6. Check What Your Employees are thinking
It isn’t possible to have a truly authentic CSR program if the wellbeing of your employees is not considered. A good way to measure your CSR effectiveness is by taking the time to speak to your employees and taking the time to discuss whether they feel their beliefs are in line with company motivations and whether the job they are doing is congruent to their personal wellbeing.
7. Get Certified
There are a multitude of different corporations that offer memberships to companies that reach a certain standard, be it in environmental or social CSR. One of the most famous of which is IN-CSR.
8. Hire a Specialized CSR Manager to Do the Job
While it may not feel like you need a full-time employee to execute your CSR strategy, you could not be further from the truth- especially if you want to measure the outcome of your strategies effectively.
While CSR is something that should be practiced by those at all levels of the company (and especially managers), having a dedicated CSR manager means that you can rely on them to execute plans and to inspire the management- who will, in turn, inspire their employees.
Research has shown that having a CSR manager helps to properly involve staff from all levels, and incorporate CSR practices much more effectively than CEOs, other managers, and so on.
It’s not surprising to hear that a person doing a whole job is better at it than 3 people doing a third of a job, who have no real motivation to see it through.
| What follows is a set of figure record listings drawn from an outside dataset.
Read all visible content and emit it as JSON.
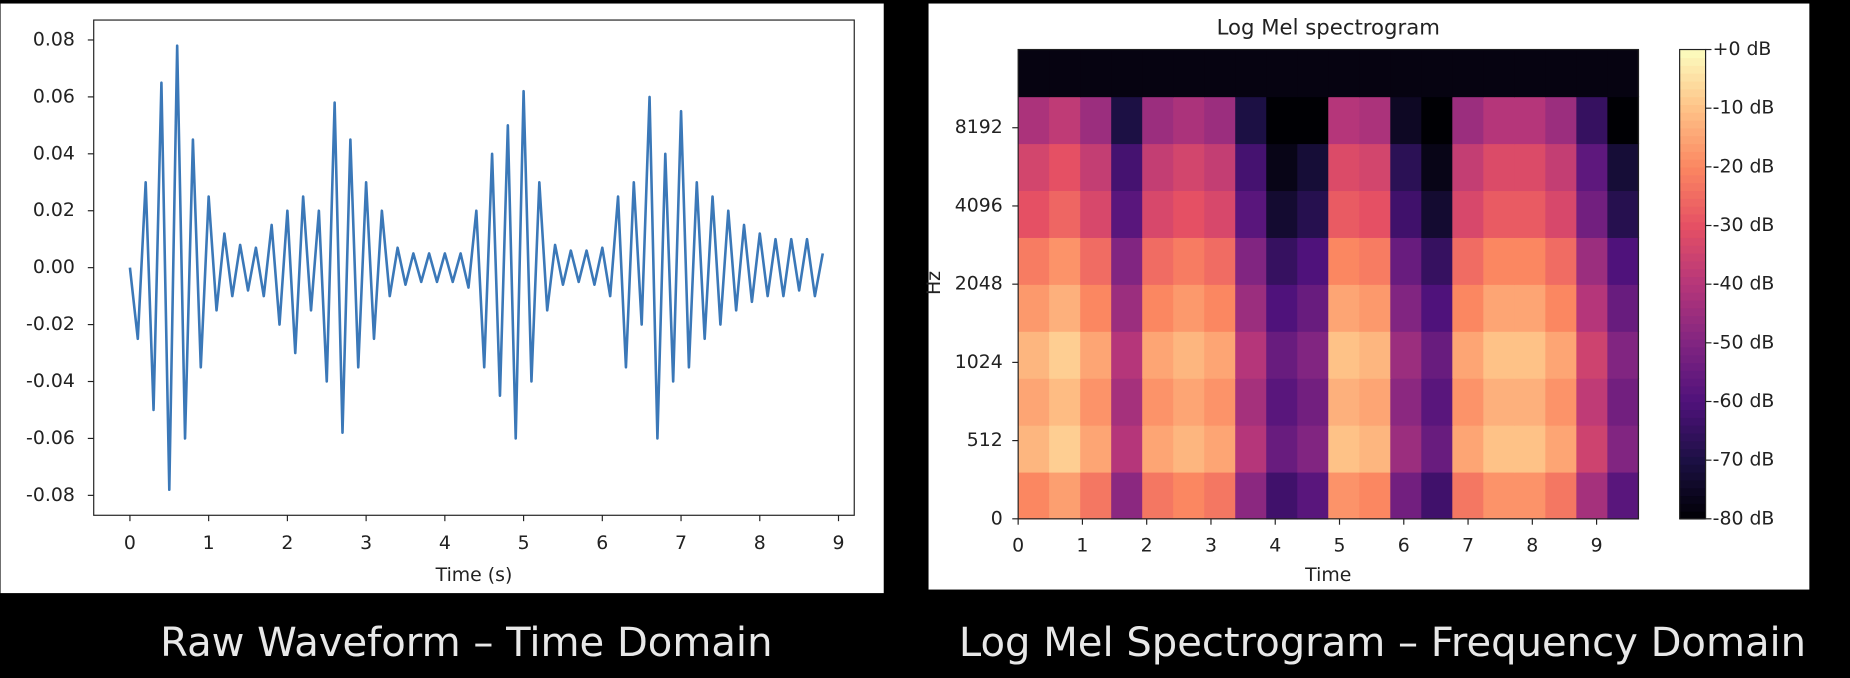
{
  "chart_data": [
    {
      "type": "line",
      "xlabel": "Time (s)",
      "color": "#3b78b8",
      "x": [
        0,
        0.1,
        0.2,
        0.3,
        0.4,
        0.5,
        0.6,
        0.7,
        0.8,
        0.9,
        1.0,
        1.1,
        1.2,
        1.3,
        1.4,
        1.5,
        1.6,
        1.7,
        1.8,
        1.9,
        2.0,
        2.1,
        2.2,
        2.3,
        2.4,
        2.5,
        2.6,
        2.7,
        2.8,
        2.9,
        3.0,
        3.1,
        3.2,
        3.3,
        3.4,
        3.5,
        3.6,
        3.7,
        3.8,
        3.9,
        4.0,
        4.1,
        4.2,
        4.3,
        4.4,
        4.5,
        4.6,
        4.7,
        4.8,
        4.9,
        5.0,
        5.1,
        5.2,
        5.3,
        5.4,
        5.5,
        5.6,
        5.7,
        5.8,
        5.9,
        6.0,
        6.1,
        6.2,
        6.3,
        6.4,
        6.5,
        6.6,
        6.7,
        6.8,
        6.9,
        7.0,
        7.1,
        7.2,
        7.3,
        7.4,
        7.5,
        7.6,
        7.7,
        7.8,
        7.9,
        8.0,
        8.1,
        8.2,
        8.3,
        8.4,
        8.5,
        8.6,
        8.7,
        8.8
      ],
      "values": [
        0,
        -0.025,
        0.03,
        -0.05,
        0.065,
        -0.078,
        0.078,
        -0.06,
        0.045,
        -0.035,
        0.025,
        -0.015,
        0.012,
        -0.01,
        0.008,
        -0.008,
        0.007,
        -0.01,
        0.015,
        -0.02,
        0.02,
        -0.03,
        0.025,
        -0.015,
        0.02,
        -0.04,
        0.058,
        -0.058,
        0.045,
        -0.035,
        0.03,
        -0.025,
        0.02,
        -0.01,
        0.007,
        -0.006,
        0.005,
        -0.005,
        0.005,
        -0.005,
        0.005,
        -0.005,
        0.005,
        -0.007,
        0.02,
        -0.035,
        0.04,
        -0.045,
        0.05,
        -0.06,
        0.062,
        -0.04,
        0.03,
        -0.015,
        0.008,
        -0.006,
        0.006,
        -0.005,
        0.006,
        -0.006,
        0.007,
        -0.01,
        0.025,
        -0.035,
        0.03,
        -0.02,
        0.06,
        -0.06,
        0.04,
        -0.04,
        0.055,
        -0.035,
        0.03,
        -0.025,
        0.025,
        -0.02,
        0.02,
        -0.015,
        0.015,
        -0.012,
        0.012,
        -0.01,
        0.01,
        -0.01,
        0.01,
        -0.008,
        0.01,
        -0.01,
        0.005
      ],
      "xlim": [
        -0.46,
        9.2
      ],
      "ylim": [
        -0.087,
        0.087
      ],
      "xticks": [
        0,
        1,
        2,
        3,
        4,
        5,
        6,
        7,
        8,
        9
      ],
      "yticks": [
        -0.08,
        -0.06,
        -0.04,
        -0.02,
        {
          "value": 0,
          "label": "0.00"
        },
        0.02,
        0.04,
        0.06,
        0.08
      ]
    },
    {
      "type": "heatmap",
      "title": "Log Mel spectrogram",
      "xlabel": "Time",
      "ylabel": "Hz",
      "colormap": "magma",
      "yscale": "symlog",
      "linthresh": 512,
      "xlim": [
        0,
        9.65
      ],
      "ylim": [
        0,
        16384
      ],
      "zlim": [
        -80,
        0
      ],
      "xticks": [
        0,
        1,
        2,
        3,
        4,
        5,
        6,
        7,
        8,
        9
      ],
      "yticks": [
        0,
        512,
        1024,
        2048,
        4096,
        8192
      ],
      "zticks": [
        {
          "value": -80,
          "label": "-80 dB"
        },
        {
          "value": -70,
          "label": "-70 dB"
        },
        {
          "value": -60,
          "label": "-60 dB"
        },
        {
          "value": -50,
          "label": "-50 dB"
        },
        {
          "value": -40,
          "label": "-40 dB"
        },
        {
          "value": -30,
          "label": "-30 dB"
        },
        {
          "value": -20,
          "label": "-20 dB"
        },
        {
          "value": -10,
          "label": "-10 dB"
        },
        {
          "value": 0,
          "label": "+0 dB"
        }
      ],
      "z": [
        [
          -20,
          -16,
          -23,
          -48,
          -23,
          -20,
          -23,
          -48,
          -63,
          -58,
          -18,
          -20,
          -53,
          -63,
          -23,
          -18,
          -18,
          -23,
          -43,
          -58
        ],
        [
          -12,
          -8,
          -15,
          -40,
          -15,
          -12,
          -15,
          -40,
          -55,
          -50,
          -10,
          -12,
          -45,
          -55,
          -15,
          -10,
          -10,
          -15,
          -35,
          -50
        ],
        [
          -15,
          -11,
          -18,
          -43,
          -18,
          -15,
          -18,
          -43,
          -58,
          -53,
          -13,
          -15,
          -48,
          -58,
          -18,
          -13,
          -13,
          -18,
          -38,
          -53
        ],
        [
          -12,
          -8,
          -15,
          -40,
          -15,
          -12,
          -15,
          -40,
          -55,
          -50,
          -10,
          -12,
          -45,
          -55,
          -15,
          -10,
          -10,
          -15,
          -35,
          -50
        ],
        [
          -17,
          -13,
          -20,
          -45,
          -20,
          -17,
          -20,
          -45,
          -60,
          -55,
          -15,
          -17,
          -50,
          -60,
          -20,
          -15,
          -15,
          -20,
          -40,
          -55
        ],
        [
          -22,
          -18,
          -25,
          -50,
          -25,
          -22,
          -25,
          -50,
          -65,
          -60,
          -20,
          -22,
          -55,
          -65,
          -25,
          -20,
          -20,
          -25,
          -45,
          -60
        ],
        [
          -30,
          -26,
          -33,
          -58,
          -33,
          -30,
          -33,
          -58,
          -73,
          -68,
          -28,
          -30,
          -63,
          -73,
          -33,
          -28,
          -28,
          -33,
          -53,
          -68
        ],
        [
          -34,
          -30,
          -37,
          -62,
          -37,
          -34,
          -37,
          -62,
          -77,
          -72,
          -32,
          -34,
          -67,
          -77,
          -37,
          -32,
          -32,
          -37,
          -57,
          -72
        ],
        [
          -42,
          -38,
          -45,
          -70,
          -45,
          -42,
          -45,
          -70,
          -80,
          -80,
          -40,
          -42,
          -75,
          -80,
          -45,
          -40,
          -40,
          -45,
          -65,
          -80
        ],
        [
          -78,
          -78,
          -78,
          -78,
          -78,
          -78,
          -78,
          -78,
          -78,
          -78,
          -78,
          -78,
          -78,
          -78,
          -78,
          -78,
          -78,
          -78,
          -78,
          -78
        ]
      ]
    }
  ],
  "captions": [
    "Raw Waveform – Time Domain",
    "Log Mel Spectrogram – Frequency Domain"
  ]
}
A CSR manager helps to unite people within your company, keep track of performance statistics, and drive home the point.
9. Measure Increased Revenue and Efficiency
Of course, while CSR is a great idea, it is also important for any business to consider the bottom line. Equally, efficiency is a crucial aspect of running a business. Luckily, CSR can offer important things for a company to help bolster these metrics. Measure the brand differentiation you’ve created through your CSR campaign by taking a look at traditional revenue and efficiency metrics through the lens of your CSR campaign, looking specifically for ways that your efforts may have affected these figures.
10. The 5 Rs & 1 I
The 5 R’s and 1 I aim to measure the overall success of a CSR campaign, by looking at the:
- Revenue – Specifically looking at customer retention, new customers, and cost savings.
- Reputation – Customer perception of the brand, awareness of the brand.
- Recruitment – Attraction of talent to the organization.
- Retention – Are your employees staying? How are their levels of satisfaction and involvement within the company?
- Relationships – Consider your business partnerships and whether they are thriving.
- Impact – Are your KPIs reflective of a job well done?
Keeping track of each of these variables is a lot of work, and ensuring that you are keeping track of your inputs, outputs, and outcomes is certainly a challenge. However, you will find that making the effort to track these different areas will give you a much deeper insight into the performance of your CSR campaign.